These sources relate to events at Burntollet Bridge on 4th January 1969. Why have these events produced such different historical interpretations. Refer to sources A to C and any other interpretations of the events from your studies to help you in your answer.
There are three sources that come from different understandings of what took place on the 4th of January 1969. These events happened on the last day of a four-day march from Belfast to Derry. The march was carried out by the People’s Democracy who was mostly made of students from Queen’s university, Belfast. There were riots at Derry before the march had started that were started by Reverend Ian Paisley who had provoked the Protestants by encouraging negative feelings towards the marchers. When the marchers arrived at Burntollet they were confronted by a group of Protestants that were waiting for them at the bridge.

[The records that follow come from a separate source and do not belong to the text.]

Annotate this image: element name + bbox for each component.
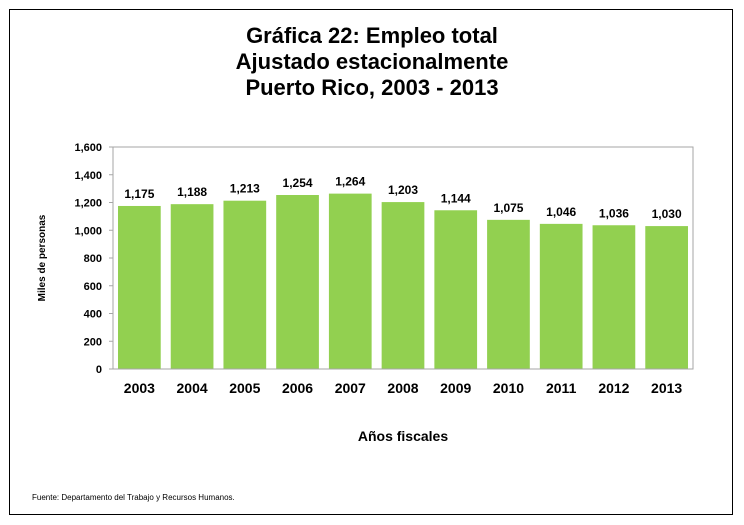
x-tick-label-2011: 2011 [546, 380, 577, 396]
y-tick-label: 600 [84, 281, 102, 293]
y-tick-label: 1,200 [74, 198, 102, 210]
x-tick-label-2010: 2010 [493, 380, 524, 396]
bar-2006 [276, 195, 319, 369]
bar-2009 [434, 210, 478, 369]
data-label-2010: 1,075 [493, 201, 523, 215]
bar-2012 [592, 225, 636, 369]
bar-2011 [539, 223, 583, 369]
data-label-2012: 1,036 [599, 206, 629, 220]
y-tick-label: 1,600 [74, 142, 102, 154]
bar-2004 [170, 204, 214, 369]
data-label-2005: 1,213 [230, 182, 260, 196]
data-label-2011: 1,046 [546, 205, 576, 219]
y-tick-label: 200 [84, 336, 102, 348]
source-note: Fuente: Departamento del Trabajo y Recur… [32, 493, 235, 502]
data-label-2007: 1,264 [335, 175, 365, 189]
y-tick-label: 0 [96, 364, 102, 376]
data-label-2008: 1,203 [388, 183, 418, 197]
y-tick-label: 800 [84, 253, 102, 265]
x-tick-label-2004: 2004 [177, 380, 208, 396]
y-tick-label: 400 [84, 309, 102, 321]
bar-2007 [328, 193, 372, 369]
y-axis-ticks: 0 200 400 600 800 1,000 1,200 1,400 1,600 [74, 142, 113, 376]
x-tick-label-2005: 2005 [229, 380, 260, 396]
x-axis-ticks: 2003 2004 2005 2006 2007 2008 2009 2010 2011 2012… [124, 380, 683, 396]
data-label-2009: 1,144 [441, 191, 471, 205]
bar-2010 [487, 219, 530, 369]
x-tick-label-2006: 2006 [282, 380, 313, 396]
y-axis-label: Miles de personas [37, 214, 48, 301]
chart-title-line-3: Puerto Rico, 2003 - 2013 [245, 75, 499, 100]
chart-title-line-2: Ajustado estacionalmente [235, 49, 509, 74]
bar-2003 [118, 205, 161, 369]
x-tick-label-2013: 2013 [651, 380, 682, 396]
chart-title-line-1: Gráfica 22: Empleo total [246, 23, 498, 48]
x-tick-label-2008: 2008 [387, 380, 418, 396]
bar-2005 [223, 200, 267, 369]
chart-title: Gráfica 22: Empleo total Ajustado estaci… [0, 23, 744, 101]
data-label-2006: 1,254 [283, 176, 313, 190]
bar-2008 [381, 202, 425, 369]
data-label-2013: 1,030 [652, 207, 682, 221]
x-tick-label-2012: 2012 [598, 380, 629, 396]
x-tick-label-2009: 2009 [440, 380, 471, 396]
x-tick-label-2003: 2003 [124, 380, 155, 396]
bar-series [118, 193, 688, 369]
bar-2013 [645, 226, 688, 369]
y-tick-label: 1,000 [74, 225, 102, 237]
data-label-2004: 1,188 [177, 185, 207, 199]
y-tick-label: 1,400 [74, 170, 102, 182]
bar-data-labels: 1,175 1,188 1,213 1,254 1,264 1,203 1,144 1,075… [124, 175, 682, 221]
data-label-2003: 1,175 [124, 187, 154, 201]
x-axis-label: Años fiscales [358, 428, 448, 444]
x-tick-label-2007: 2007 [335, 380, 366, 396]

The first source was written by Bernadette Devlin in 1969, it is an account from her autobiography called ‘The Price of My Soul’. She is a leading member of the Civil Rights movement; at the age of 21 she became the youngest woman to enter the House of Commons. She was one of the marchers at Burntollet and witnessed what happened but is likely that she will be bias towards other points of view. She starts by describing what happened when they arrived. “A curtain of bricks and boulders and bottles brought a march to a halt” she describes that the protestants ambushed the marchers and attacked them with several different types of weapons. Some marchers escaped but the rest were left behind. She also says that she witnessed one man being attacked by four or five ‘Paisleyites’ with a policeman looking on. “A few policemen were at least trying to stop us from being killed” but others were pleased that the marchers were getting “What, in their terms, we deserved.”